Unable to deal and needing moral support, Roger asks old friend, Julia (Sarah Corey), to fly in from New York. Something strange is afoot, especially while everyone behaves like they're acting in a play, or even a musical when someone sings a Cole Porter song. Floyd (Jeremy Ellison-Gladstone), a local theater professor, is called in to address the issue, adding to the fun.
Corey, who has acted in several past Oldcastle productions and has fast become an audience favorite, said that it's always "good to be home."
"I love coming back to act at Oldcastle," Corey said. "It's great to be doing a show with Peter and Amy again. Tim [Howard] and Jeremy are fabulous and this play is keeping us laughing and on our toes."
The biggest challenge thus far, Corey continued, is how short a rehearsal process this play has, but she quickly added that Oldcastle "always gets there." She also said that the play's characters have given the actors excellent material with which to work.
"I haven't quite decided what my most fun moment is yet," Corey said. "It's all pretty delectable. Julia has a pretty indulgent song and a farcical seduction scene, but I can't give everything up before the opener."
Actor Peter Langstaff, who has a longtime loyal following among regional theatergoers, said that he relished taking on the role of Roger, who must think "the world is going mad."
"Roger feels himself to be the only somewhat serious person in the room, in the middle of three other very funny characters," Langstaff said. "This of course, adds to the humor, which is so well written by Gurney."
Langstaff added that the play includes a number of songs by Cole Porter, which, while not dominating the action, remain good barometers to the storyline.
"The music is all Cole Porter, songs that I was not familiar with but are really quite lovely," Langstaff said. "They come to reflect what is currently happening."
Director Howard, a Kennedy Center awardee, smiled at references to the music, having also been musical director in Oldcastle's hits from recent seasons, "Big River," and "Cabaret."
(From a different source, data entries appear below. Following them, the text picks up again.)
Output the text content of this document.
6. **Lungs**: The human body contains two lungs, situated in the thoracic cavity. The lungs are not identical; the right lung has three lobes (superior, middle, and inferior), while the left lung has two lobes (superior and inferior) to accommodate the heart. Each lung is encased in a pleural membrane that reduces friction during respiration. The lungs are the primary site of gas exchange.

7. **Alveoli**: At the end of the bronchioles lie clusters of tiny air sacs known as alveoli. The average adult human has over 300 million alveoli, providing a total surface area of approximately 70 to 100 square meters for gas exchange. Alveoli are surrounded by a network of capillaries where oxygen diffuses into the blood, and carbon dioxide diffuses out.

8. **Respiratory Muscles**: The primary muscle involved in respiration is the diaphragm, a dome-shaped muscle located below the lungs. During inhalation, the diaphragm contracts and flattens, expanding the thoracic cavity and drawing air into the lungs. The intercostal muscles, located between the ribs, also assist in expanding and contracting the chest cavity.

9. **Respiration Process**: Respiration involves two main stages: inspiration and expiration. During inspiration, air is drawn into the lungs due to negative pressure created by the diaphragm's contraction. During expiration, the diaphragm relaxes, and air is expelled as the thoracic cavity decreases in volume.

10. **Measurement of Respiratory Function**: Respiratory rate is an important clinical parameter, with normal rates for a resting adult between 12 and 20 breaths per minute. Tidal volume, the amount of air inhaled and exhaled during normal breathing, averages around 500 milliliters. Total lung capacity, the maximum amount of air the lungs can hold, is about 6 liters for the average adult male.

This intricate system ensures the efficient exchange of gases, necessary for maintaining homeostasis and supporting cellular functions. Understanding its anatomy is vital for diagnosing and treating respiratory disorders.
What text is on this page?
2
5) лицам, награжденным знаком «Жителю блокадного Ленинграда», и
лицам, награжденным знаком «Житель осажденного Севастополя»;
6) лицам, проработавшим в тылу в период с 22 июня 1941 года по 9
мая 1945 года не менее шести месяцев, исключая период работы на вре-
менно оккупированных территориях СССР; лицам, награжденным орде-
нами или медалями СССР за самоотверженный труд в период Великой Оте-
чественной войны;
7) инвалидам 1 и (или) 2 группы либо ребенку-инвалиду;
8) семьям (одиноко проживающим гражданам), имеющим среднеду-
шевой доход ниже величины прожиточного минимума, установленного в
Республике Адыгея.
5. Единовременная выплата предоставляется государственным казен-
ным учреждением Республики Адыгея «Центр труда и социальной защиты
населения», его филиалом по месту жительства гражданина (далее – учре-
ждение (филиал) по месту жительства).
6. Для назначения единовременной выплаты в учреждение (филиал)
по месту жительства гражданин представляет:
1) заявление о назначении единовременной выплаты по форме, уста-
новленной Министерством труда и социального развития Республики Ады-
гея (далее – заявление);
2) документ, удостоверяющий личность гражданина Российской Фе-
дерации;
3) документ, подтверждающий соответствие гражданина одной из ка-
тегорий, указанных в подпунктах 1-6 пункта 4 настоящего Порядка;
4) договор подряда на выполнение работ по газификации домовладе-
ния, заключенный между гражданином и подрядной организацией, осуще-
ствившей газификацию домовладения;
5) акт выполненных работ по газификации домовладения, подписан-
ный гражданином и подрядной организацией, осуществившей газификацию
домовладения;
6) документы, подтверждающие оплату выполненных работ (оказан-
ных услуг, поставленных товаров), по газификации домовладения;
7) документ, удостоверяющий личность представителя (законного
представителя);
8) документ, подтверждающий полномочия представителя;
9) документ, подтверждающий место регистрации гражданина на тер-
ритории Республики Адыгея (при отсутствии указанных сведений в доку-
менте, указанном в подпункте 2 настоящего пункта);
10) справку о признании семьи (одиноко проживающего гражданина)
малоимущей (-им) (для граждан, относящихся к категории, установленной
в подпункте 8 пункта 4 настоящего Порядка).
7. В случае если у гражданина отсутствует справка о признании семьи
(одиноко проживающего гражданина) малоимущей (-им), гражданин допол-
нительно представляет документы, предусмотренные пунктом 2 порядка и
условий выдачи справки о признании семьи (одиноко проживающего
"My first Oldcastle show was in either 1989, or 1990, so this is like one of my homes, to come back here and work on a play," Howard said. "This show is fascinating and makes us laugh, yet pulls on so many different parts of theater and styles of theater. I love how Gurney gives clues throughout the script to make this a play within a play."
Howard went on to say he views the show as having a total of six characters. Four of them are the aforementioned roles.
"The fifth character is the fourth wall, and the sixth character is this grand piano on stage, a player piano with Cole Porter songs on it," Howard said. "So the ways the play incorporates the music are always different. The piano has a sort of mystical power which is sometimes in cahoots with the fourth wall."
Howard explained that the script comes from the play's 2002 revival, and while he considered tweaking some of the political subject matter to the present day, in the end Gurney's writing "leads everyone to where they can see they own lives and challenges in it, without having to call direct attention to today."
Corey agreed with her director, and as the group headed back to rehearsals, offered up her own wish for the show.
"I hope audiences laugh a lot, and maybe think a bit about the function of theater in society," Corey said. "It's important to consider what human connection means, how we can be better to ourselves and to each other, and what our ethical responsibilities as citizens are in the world community, especially in a turbulent political climate."